Appellants contend that Filley failed to take the steps necessary to retain the program income. Specifically, Mark and Kathy's affidavits state that
upon information and belief, [Filley] failed to obtain the Department's approval for a reuse program and was forced to return the program proceeds to the Department. Had [Filley] acted reasonably and prudently, it would have obtained approval of a reuse program, kept the program proceeds, and reduced its claim for damages.
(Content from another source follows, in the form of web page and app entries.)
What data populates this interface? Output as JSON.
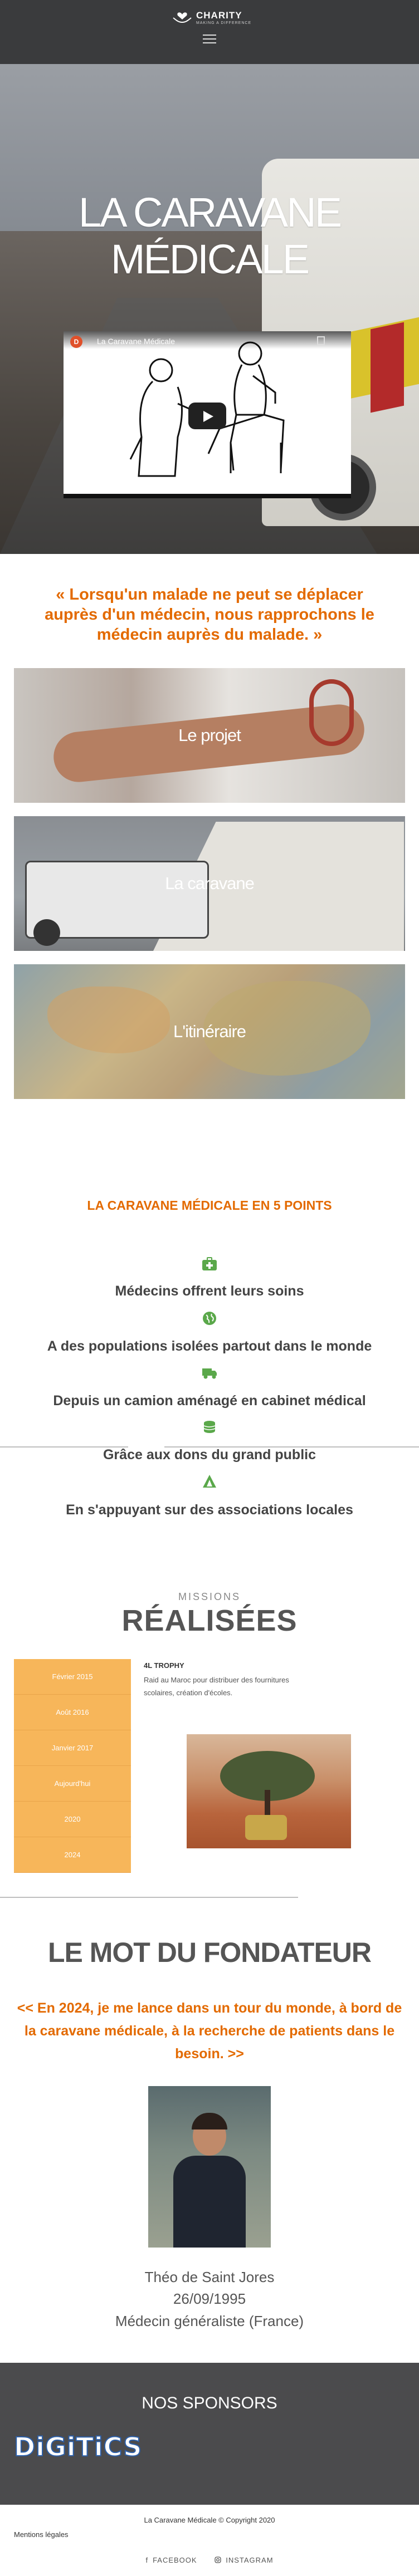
{
  "header": {
    "logo_text": "CHARITY",
    "logo_sub": "MAKING A DIFFERENCE"
  },
  "hero": {
    "title_line1": "LA CARAVANE",
    "title_line2": "MÉDICALE",
    "video": {
      "channel_initial": "D",
      "title": "La Caravane Médicale"
    }
  },
  "quote": "« Lorsqu'un malade ne peut se déplacer auprès d'un médecin, nous rapprochons le médecin auprès du malade. »",
  "tiles": [
    {
      "label": "Le projet"
    },
    {
      "label": "La caravane"
    },
    {
      "label": "L'itinéraire"
    }
  ],
  "points_section": {
    "title": "LA CARAVANE MÉDICALE EN 5 POINTS",
    "items": [
      {
        "icon": "medical-kit-icon",
        "text": "Médecins offrent leurs soins"
      },
      {
        "icon": "globe-icon",
        "text": "A des populations isolées partout dans le monde"
      },
      {
        "icon": "truck-icon",
        "text": "Depuis un camion aménagé en cabinet médical"
      },
      {
        "icon": "coins-icon",
        "text": "Grâce aux dons du grand public"
      },
      {
        "icon": "campfire-icon",
        "text": "En s'appuyant sur des associations locales"
      }
    ]
  },
  "missions": {
    "subtitle": "MISSIONS",
    "title": "RÉALISÉES",
    "timeline": [
      "Février 2015",
      "Août 2016",
      "Janvier 2017",
      "Aujourd'hui",
      "2020",
      "2024"
    ],
    "active": {
      "title": "4L TROPHY",
      "description": "Raid au Maroc pour distribuer des fournitures scolaires, création d'écoles."
    }
  },
  "founder": {
    "title": "LE MOT DU FONDATEUR",
    "quote": "<< En 2024, je me lance dans un tour du monde, à bord de la caravane médicale, à la recherche de patients dans le besoin. >>",
    "name": "Théo de Saint Jores",
    "birthdate": "26/09/1995",
    "role": "Médecin généraliste (France)"
  },
  "sponsors": {
    "title": "NOS SPONSORS",
    "logo_text": "DiGiTiCS"
  },
  "footer": {
    "copyright": "La Caravane Médicale © Copyright 2020",
    "mentions": "Mentions légales",
    "social": [
      {
        "icon": "facebook-icon",
        "label": "FACEBOOK"
      },
      {
        "icon": "instagram-icon",
        "label": "INSTAGRAM"
      }
    ]
  },
  "colors": {
    "accent": "#e36a00",
    "header_bg": "#3a3b3d",
    "timeline_bg": "#f7b65a",
    "icon_green": "#5aa84a",
    "sponsors_bg": "#4b4b4d"
  }
}
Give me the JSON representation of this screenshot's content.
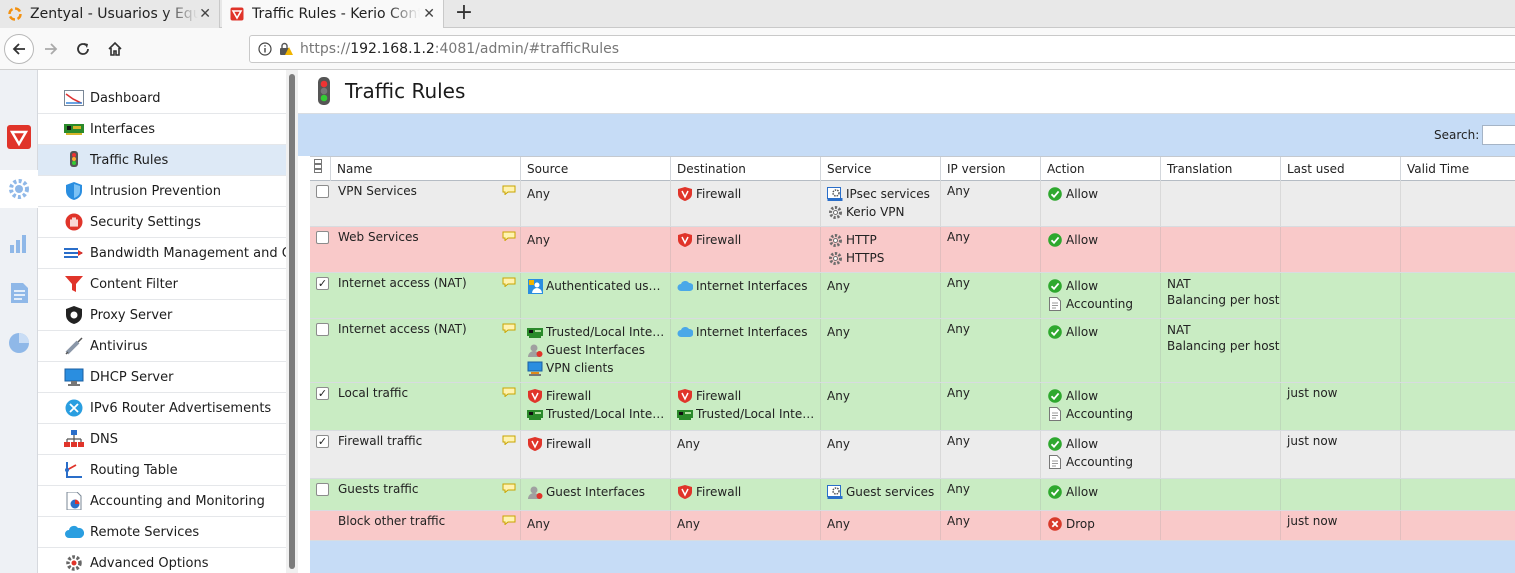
{
  "browser": {
    "tabs": [
      {
        "title": "Zentyal - Usuarios y Equipos",
        "active": false
      },
      {
        "title": "Traffic Rules - Kerio Control",
        "active": true
      }
    ],
    "url_scheme": "https://",
    "url_host": "192.168.1.2",
    "url_rest": ":4081/admin/#trafficRules"
  },
  "sidebar": {
    "items": [
      {
        "label": "Dashboard",
        "icon": "dashboard-icon"
      },
      {
        "label": "Interfaces",
        "icon": "network-card-icon"
      },
      {
        "label": "Traffic Rules",
        "icon": "traffic-light-icon",
        "active": true
      },
      {
        "label": "Intrusion Prevention",
        "icon": "shield-icon"
      },
      {
        "label": "Security Settings",
        "icon": "stop-hand-icon"
      },
      {
        "label": "Bandwidth Management and QoS",
        "icon": "bandwidth-icon"
      },
      {
        "label": "Content Filter",
        "icon": "funnel-icon"
      },
      {
        "label": "Proxy Server",
        "icon": "proxy-icon"
      },
      {
        "label": "Antivirus",
        "icon": "syringe-icon"
      },
      {
        "label": "DHCP Server",
        "icon": "monitor-icon"
      },
      {
        "label": "IPv6 Router Advertisements",
        "icon": "ipv6-icon"
      },
      {
        "label": "DNS",
        "icon": "dns-tree-icon"
      },
      {
        "label": "Routing Table",
        "icon": "routing-icon"
      },
      {
        "label": "Accounting and Monitoring",
        "icon": "accounting-icon"
      },
      {
        "label": "Remote Services",
        "icon": "cloud-icon"
      },
      {
        "label": "Advanced Options",
        "icon": "settings-gear-icon"
      }
    ]
  },
  "page": {
    "title": "Traffic Rules",
    "search_label": "Search:"
  },
  "table": {
    "columns": [
      "Name",
      "Source",
      "Destination",
      "Service",
      "IP version",
      "Action",
      "Translation",
      "Last used",
      "Valid Time"
    ],
    "rows": [
      {
        "checked": false,
        "color": "gray",
        "name": "VPN Services",
        "source": [
          {
            "text": "Any",
            "icon": ""
          }
        ],
        "destination": [
          {
            "text": "Firewall",
            "icon": "firewall"
          }
        ],
        "service": [
          {
            "text": "IPsec services",
            "icon": "service-group"
          },
          {
            "text": "Kerio VPN",
            "icon": "service"
          }
        ],
        "ipversion": "Any",
        "action": [
          {
            "text": "Allow",
            "icon": "allow"
          }
        ],
        "translation": [],
        "lastused": "",
        "validtime": ""
      },
      {
        "checked": false,
        "color": "red",
        "name": "Web Services",
        "source": [
          {
            "text": "Any",
            "icon": ""
          }
        ],
        "destination": [
          {
            "text": "Firewall",
            "icon": "firewall"
          }
        ],
        "service": [
          {
            "text": "HTTP",
            "icon": "service"
          },
          {
            "text": "HTTPS",
            "icon": "service"
          }
        ],
        "ipversion": "Any",
        "action": [
          {
            "text": "Allow",
            "icon": "allow"
          }
        ],
        "translation": [],
        "lastused": "",
        "validtime": ""
      },
      {
        "checked": true,
        "color": "green",
        "name": "Internet access (NAT)",
        "source": [
          {
            "text": "Authenticated users",
            "icon": "users"
          }
        ],
        "destination": [
          {
            "text": "Internet Interfaces",
            "icon": "internet"
          }
        ],
        "service": [
          {
            "text": "Any",
            "icon": ""
          }
        ],
        "ipversion": "Any",
        "action": [
          {
            "text": "Allow",
            "icon": "allow"
          },
          {
            "text": "Accounting",
            "icon": "accounting"
          }
        ],
        "translation": [
          "NAT",
          "Balancing per host"
        ],
        "lastused": "",
        "validtime": ""
      },
      {
        "checked": false,
        "color": "green",
        "name": "Internet access (NAT)",
        "source": [
          {
            "text": "Trusted/Local Interfaces",
            "icon": "trusted"
          },
          {
            "text": "Guest Interfaces",
            "icon": "guest"
          },
          {
            "text": "VPN clients",
            "icon": "vpn"
          }
        ],
        "destination": [
          {
            "text": "Internet Interfaces",
            "icon": "internet"
          }
        ],
        "service": [
          {
            "text": "Any",
            "icon": ""
          }
        ],
        "ipversion": "Any",
        "action": [
          {
            "text": "Allow",
            "icon": "allow"
          }
        ],
        "translation": [
          "NAT",
          "Balancing per host"
        ],
        "lastused": "",
        "validtime": ""
      },
      {
        "checked": true,
        "color": "green",
        "name": "Local traffic",
        "source": [
          {
            "text": "Firewall",
            "icon": "firewall"
          },
          {
            "text": "Trusted/Local Interfaces",
            "icon": "trusted"
          }
        ],
        "destination": [
          {
            "text": "Firewall",
            "icon": "firewall"
          },
          {
            "text": "Trusted/Local Interfaces",
            "icon": "trusted"
          }
        ],
        "service": [
          {
            "text": "Any",
            "icon": ""
          }
        ],
        "ipversion": "Any",
        "action": [
          {
            "text": "Allow",
            "icon": "allow"
          },
          {
            "text": "Accounting",
            "icon": "accounting"
          }
        ],
        "translation": [],
        "lastused": "just now",
        "validtime": ""
      },
      {
        "checked": true,
        "color": "gray",
        "name": "Firewall traffic",
        "source": [
          {
            "text": "Firewall",
            "icon": "firewall"
          }
        ],
        "destination": [
          {
            "text": "Any",
            "icon": ""
          }
        ],
        "service": [
          {
            "text": "Any",
            "icon": ""
          }
        ],
        "ipversion": "Any",
        "action": [
          {
            "text": "Allow",
            "icon": "allow"
          },
          {
            "text": "Accounting",
            "icon": "accounting"
          }
        ],
        "translation": [],
        "lastused": "just now",
        "validtime": ""
      },
      {
        "checked": false,
        "color": "green",
        "name": "Guests traffic",
        "source": [
          {
            "text": "Guest Interfaces",
            "icon": "guest"
          }
        ],
        "destination": [
          {
            "text": "Firewall",
            "icon": "firewall"
          }
        ],
        "service": [
          {
            "text": "Guest services",
            "icon": "service-group"
          }
        ],
        "ipversion": "Any",
        "action": [
          {
            "text": "Allow",
            "icon": "allow"
          }
        ],
        "translation": [],
        "lastused": "",
        "validtime": ""
      },
      {
        "checked": null,
        "color": "red",
        "name": "Block other traffic",
        "source": [
          {
            "text": "Any",
            "icon": ""
          }
        ],
        "destination": [
          {
            "text": "Any",
            "icon": ""
          }
        ],
        "service": [
          {
            "text": "Any",
            "icon": ""
          }
        ],
        "ipversion": "Any",
        "action": [
          {
            "text": "Drop",
            "icon": "drop"
          }
        ],
        "translation": [],
        "lastused": "just now",
        "validtime": ""
      }
    ]
  },
  "colors": {
    "row_gray": "#ececec",
    "row_red": "#f9c9c9",
    "row_green": "#c9ecc3",
    "toolbar_blue": "#c6dcf6",
    "allow_green": "#2ea82e",
    "drop_red": "#d83a2a",
    "firewall_red": "#e0342a"
  }
}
Appellants' claim that Filley could have taken steps to retain appellants' payments on the note and did not do so is based " upon information and belief" of Mark and Kathy and not upon personal knowledge. Appellants do not present actual knowledge or other evidence to support their conclusion that Filley did not obtain the Department's approval for a reuse program. See Neb. Rev. Stat. § 25-1334 (Reissue 2008) (supporting and opposing affidavits shall be made on personal knowledge, shall set forth such facts as would be admissible in evidence, and shall show affirmatively that affiant is competent to testify to matters stated therein). As such, appellants failed to produce any competent evidence to contradict Filley's evidence that it mitigated its damages. The record supports the trial court's determination that Filley mitigated its damages.
We conclude the district court did not err in granting partial summary judgment in favor of Filley, finding that Filley's cause of action was not barred by the statute of limitations and that Filley had mitigated its damages and exhausted its administrative remedies. Accordingly, the district court's $116,469.67 judgment in favor of Filley and against appellants is affirmed.